From the moment you walk into SEED’s Greenhouse Cafe, you’re transported to an artist’s paradise that includes coffee from La Colombe, plants for sale, vinyl collectibles and more.

And once you’re caffeinated, you move on to The Garden, a two-level immersive retail space which is carefully curated with books about art and culture along with apparel and accessories from a mix of well-known and promising designers, including Martine Rose and Jason Markk. There’s also a Japanese-inspired sneaker laundry that lets you get your kicks cleaned while you wait.

From there, you move on to The Oasis, an event space and NFT gallery that features technology that helps artists and art lovers to interact with the digital space. “I didn’t think that the digital space was necessarily approachable, especially when it came to the blockchain, NFTs and stuff like that,” Roberts said. “I created a sculpture called the seed pod, which is a display system with digital touch screens, nooks and shelves in each wall that really makes sense for NFTs.”

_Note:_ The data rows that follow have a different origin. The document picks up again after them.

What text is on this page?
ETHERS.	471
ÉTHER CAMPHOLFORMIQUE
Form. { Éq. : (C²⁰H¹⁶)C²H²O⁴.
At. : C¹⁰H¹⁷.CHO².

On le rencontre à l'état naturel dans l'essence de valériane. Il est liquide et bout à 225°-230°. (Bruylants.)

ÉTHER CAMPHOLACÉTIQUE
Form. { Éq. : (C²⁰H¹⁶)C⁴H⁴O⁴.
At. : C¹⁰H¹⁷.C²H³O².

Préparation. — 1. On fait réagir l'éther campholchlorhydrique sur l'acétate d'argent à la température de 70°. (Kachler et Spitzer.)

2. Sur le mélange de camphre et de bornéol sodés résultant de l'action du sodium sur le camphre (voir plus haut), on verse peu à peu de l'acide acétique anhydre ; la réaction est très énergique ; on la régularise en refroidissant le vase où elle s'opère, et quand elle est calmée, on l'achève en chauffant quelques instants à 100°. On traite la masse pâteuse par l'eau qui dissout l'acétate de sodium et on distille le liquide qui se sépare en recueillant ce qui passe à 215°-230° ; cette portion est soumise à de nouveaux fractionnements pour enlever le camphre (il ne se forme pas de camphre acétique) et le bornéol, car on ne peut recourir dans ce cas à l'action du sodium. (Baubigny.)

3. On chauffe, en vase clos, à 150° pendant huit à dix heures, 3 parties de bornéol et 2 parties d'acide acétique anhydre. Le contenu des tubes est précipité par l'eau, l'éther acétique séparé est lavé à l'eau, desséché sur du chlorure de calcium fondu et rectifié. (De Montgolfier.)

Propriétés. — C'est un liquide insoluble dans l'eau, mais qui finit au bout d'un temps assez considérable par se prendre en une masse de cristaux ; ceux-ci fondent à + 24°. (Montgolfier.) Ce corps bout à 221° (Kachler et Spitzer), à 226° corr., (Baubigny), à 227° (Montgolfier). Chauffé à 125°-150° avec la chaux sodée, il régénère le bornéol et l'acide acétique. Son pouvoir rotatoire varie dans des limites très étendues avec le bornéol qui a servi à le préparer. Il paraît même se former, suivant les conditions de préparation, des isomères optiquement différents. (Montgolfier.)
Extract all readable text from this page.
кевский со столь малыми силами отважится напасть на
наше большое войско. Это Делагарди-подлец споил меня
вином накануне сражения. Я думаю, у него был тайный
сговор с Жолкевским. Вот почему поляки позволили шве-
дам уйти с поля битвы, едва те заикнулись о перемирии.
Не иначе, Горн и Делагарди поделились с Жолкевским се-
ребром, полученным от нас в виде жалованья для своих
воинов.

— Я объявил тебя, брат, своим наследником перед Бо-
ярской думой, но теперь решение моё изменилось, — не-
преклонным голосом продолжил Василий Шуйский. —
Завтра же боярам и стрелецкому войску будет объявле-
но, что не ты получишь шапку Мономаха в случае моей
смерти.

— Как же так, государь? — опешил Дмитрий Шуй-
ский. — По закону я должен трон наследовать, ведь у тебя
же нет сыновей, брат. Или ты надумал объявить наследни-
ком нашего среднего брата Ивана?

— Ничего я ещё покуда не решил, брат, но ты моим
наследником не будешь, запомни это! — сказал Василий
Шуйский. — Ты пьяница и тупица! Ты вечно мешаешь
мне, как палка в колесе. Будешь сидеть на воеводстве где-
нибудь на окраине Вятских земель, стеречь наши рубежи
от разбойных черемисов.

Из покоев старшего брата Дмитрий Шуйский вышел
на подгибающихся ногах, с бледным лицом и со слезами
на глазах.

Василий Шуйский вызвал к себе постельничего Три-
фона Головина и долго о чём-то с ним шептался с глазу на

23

Something that sets The Oasis apart from other NFT galleries is the partnership with Infinite Objects, a company that makes frames for digital prints. “When you mint an NFT, you get a physical item even if the artist doesn’t have merchandise. So you always walk away with something,” he said.

Roberts’ vision for SEED includes giving back to the Bed-Stuy community, with general classes on entrepreneurism, freelancing, and more. “I want to bring in lawyers to talk about LLCs for protecting creative assets,” he said.

If you can’t make it to Bed-Stuy to visit SEED Brklyn, you can still connect with the space on their website, where a lot of fashion and collectibles are for sale. “We’re building a global brand, so we put a lot of energy into the e-commerce site,” he said. To have a fair fight, we have to be just as resilient on the web as we are in person.”

As Roberts prepares to share SEED with Bed-Stuy and the rest of the world, he hopes to inspire other artists to create. “Seed is inspired by my journey, the landscape around me and the needs of it,” he said.